It makes clear that Oxford’s problems over the next five years will not be resolved by the rise in student tuition fees to £3,000 a year from 2006.
“The university cannot sustain academic excellence if it continues to make large losses on its core activities. The ability to improve reward systems for staff, to have competitive scholarship and bursary schemes, and to invest in improving facilities and services, is conditional on a substantial improvement in the financial position,” it says.
“This can be brought about only by pursuing the recovery of full economic costs on research, altering the size and shape of the student body to reduce losses on teaching, increasing income from commercial activities and spin-outs, more effective fundraising and the better management of financial and other resources.”
The proposals mark the latest efforts by the Vice-Chancellor, John Hood, to modernise Oxford. Dr Hood, who took office a year ago, has already ruffled academic feathers with plans to streamline decision-making. The plan is described as a “to do list” for Oxford. It states that its proposals would become “instructions” if passed by Congregation, the university’s decision-making body.
Oxford was losing £100 million a year on teaching and research while international rivals were “generating substantial surpluses and investing them to enhance their standing”.
The plan continued: “The scale of the challenge was made clear by the work of the Vice-Chancellor’s Financial Strategy Group in 2003, which identified the need to raise an additional £100 million per annum.
“Other work has suggested that the annual ‘vision deficit’ is as much as £200 million.”
The plan highlighted a lack of productivity among academics as a problem and said that individual departments could be “restructured” where there was “sustained underperformance” by staff.
It hinted that some courses and departments may have to close if they cannot improve, saying: “If excellence is to be rewarded and new initiatives nurtured, the funding available to transform the fortunes of less successful departments and faculties will be limited.

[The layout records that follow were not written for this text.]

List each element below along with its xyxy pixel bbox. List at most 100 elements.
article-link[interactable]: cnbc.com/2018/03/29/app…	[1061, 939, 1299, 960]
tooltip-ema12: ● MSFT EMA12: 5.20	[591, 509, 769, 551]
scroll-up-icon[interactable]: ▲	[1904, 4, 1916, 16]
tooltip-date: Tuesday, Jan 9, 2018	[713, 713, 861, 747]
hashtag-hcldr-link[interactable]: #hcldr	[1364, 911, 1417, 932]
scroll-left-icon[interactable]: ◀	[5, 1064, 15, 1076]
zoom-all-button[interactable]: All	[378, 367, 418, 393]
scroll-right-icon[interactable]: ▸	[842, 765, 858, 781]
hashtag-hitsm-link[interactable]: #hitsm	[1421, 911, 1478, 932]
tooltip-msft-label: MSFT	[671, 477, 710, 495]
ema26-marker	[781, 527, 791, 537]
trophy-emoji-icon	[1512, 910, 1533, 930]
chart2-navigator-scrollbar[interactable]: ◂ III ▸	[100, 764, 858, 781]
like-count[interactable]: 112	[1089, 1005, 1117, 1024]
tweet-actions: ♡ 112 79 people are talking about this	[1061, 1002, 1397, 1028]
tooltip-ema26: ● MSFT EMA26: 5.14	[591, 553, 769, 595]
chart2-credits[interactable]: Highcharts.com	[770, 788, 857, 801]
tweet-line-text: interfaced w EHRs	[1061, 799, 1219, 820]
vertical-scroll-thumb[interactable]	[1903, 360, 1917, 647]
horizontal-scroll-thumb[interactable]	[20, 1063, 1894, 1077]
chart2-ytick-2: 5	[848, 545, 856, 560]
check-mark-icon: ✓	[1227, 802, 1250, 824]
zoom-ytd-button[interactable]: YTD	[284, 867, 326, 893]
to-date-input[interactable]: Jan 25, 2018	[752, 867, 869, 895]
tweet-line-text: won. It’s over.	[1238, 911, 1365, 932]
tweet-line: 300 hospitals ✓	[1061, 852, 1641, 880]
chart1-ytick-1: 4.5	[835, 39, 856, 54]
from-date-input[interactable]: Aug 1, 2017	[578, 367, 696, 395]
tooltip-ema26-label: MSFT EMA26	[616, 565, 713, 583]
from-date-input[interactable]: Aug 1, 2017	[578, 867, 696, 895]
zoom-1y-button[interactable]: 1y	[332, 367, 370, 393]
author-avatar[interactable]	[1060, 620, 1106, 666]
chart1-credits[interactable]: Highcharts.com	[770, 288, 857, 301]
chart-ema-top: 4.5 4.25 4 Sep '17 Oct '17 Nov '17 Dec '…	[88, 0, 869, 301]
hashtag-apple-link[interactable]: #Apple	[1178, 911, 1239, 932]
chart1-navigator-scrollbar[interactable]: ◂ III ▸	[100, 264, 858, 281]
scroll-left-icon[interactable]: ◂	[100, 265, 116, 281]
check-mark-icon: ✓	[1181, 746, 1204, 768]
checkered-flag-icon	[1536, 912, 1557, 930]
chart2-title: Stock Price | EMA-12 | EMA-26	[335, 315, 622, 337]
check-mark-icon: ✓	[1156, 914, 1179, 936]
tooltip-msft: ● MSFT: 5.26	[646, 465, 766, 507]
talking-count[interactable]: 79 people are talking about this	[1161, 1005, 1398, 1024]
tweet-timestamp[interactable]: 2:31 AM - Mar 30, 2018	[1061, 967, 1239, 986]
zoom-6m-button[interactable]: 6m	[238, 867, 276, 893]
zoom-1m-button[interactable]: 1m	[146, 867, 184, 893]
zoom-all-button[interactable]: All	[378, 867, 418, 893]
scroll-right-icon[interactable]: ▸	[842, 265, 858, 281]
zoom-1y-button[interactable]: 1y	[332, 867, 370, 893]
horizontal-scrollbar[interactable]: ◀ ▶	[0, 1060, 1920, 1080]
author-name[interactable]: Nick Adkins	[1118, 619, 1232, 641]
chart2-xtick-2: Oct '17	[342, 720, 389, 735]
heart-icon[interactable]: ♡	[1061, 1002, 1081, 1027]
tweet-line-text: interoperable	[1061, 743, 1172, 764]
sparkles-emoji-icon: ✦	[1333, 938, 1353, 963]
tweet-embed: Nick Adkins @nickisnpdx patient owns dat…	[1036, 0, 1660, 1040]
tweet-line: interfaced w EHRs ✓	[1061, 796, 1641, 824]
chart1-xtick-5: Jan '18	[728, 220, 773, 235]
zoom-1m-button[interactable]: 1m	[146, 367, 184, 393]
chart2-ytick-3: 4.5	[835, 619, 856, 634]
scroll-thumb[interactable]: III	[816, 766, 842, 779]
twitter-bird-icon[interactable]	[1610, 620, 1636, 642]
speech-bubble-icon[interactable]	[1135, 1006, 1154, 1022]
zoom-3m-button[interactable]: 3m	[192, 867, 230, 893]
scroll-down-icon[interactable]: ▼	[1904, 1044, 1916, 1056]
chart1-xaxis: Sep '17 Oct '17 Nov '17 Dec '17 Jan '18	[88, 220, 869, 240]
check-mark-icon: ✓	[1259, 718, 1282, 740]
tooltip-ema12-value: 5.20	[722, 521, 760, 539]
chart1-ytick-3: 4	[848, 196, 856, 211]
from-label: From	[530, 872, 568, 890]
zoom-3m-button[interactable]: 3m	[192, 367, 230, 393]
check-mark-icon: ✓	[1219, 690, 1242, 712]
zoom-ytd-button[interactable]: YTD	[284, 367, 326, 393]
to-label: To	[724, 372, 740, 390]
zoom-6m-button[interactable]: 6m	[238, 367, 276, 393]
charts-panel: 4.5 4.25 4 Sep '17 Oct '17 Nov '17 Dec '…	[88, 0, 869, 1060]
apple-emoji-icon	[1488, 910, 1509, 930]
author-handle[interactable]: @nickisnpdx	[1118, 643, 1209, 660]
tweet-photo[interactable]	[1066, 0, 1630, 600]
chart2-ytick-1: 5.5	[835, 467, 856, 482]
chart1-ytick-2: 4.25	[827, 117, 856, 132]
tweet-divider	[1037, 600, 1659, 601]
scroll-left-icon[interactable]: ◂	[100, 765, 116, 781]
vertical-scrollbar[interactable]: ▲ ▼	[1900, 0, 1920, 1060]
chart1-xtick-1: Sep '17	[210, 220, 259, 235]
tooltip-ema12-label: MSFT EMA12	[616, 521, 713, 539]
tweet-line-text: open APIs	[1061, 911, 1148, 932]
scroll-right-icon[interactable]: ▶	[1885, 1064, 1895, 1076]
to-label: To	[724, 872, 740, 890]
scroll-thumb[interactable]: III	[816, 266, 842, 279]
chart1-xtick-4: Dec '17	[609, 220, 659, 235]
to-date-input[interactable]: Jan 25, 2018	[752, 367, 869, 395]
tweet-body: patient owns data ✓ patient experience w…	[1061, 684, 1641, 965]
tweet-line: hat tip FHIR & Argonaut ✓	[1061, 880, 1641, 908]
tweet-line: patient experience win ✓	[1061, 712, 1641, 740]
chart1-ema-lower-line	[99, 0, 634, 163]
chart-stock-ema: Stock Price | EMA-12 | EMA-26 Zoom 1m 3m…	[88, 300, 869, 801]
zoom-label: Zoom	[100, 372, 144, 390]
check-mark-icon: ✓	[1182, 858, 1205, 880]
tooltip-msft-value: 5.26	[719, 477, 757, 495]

“It will be necessary, therefore, to use it selectively to support those units that are able to make the most effective and persuasive cases in terms of their research potential and the cost of realising that potential.”
The plan sets out proposals for tilting the balance of student numbers at Oxford away from loss-making undergraduates and towards more profitable graduate and international students.
Student numbers had grown by an average of 1.5 per cent a year in the past 50 years.
Academic divisions were arguing for annual growth of 4 per cent over the next few years.
But Oxford was losing at least £7,000 a year on every undergraduate and tuition fees would cut the deficit by only £1,000, it said.
“Under these circumstances, growing student numbers whilst maintaining a commitment to the quality of the student experience would lead to unsustainable losses,” the report said.
It added: “Oxford’s reputation for undergraduate education resides in the quality of its teaching, not the number of students admitted. Indeed, increases in the latter are capable of compromising the former.”
The university could set its own fees for graduate and international students, but not for British and European Union students. The report added: “When considering the issue of shape and size it will be necessary to take account of these financial considerations.”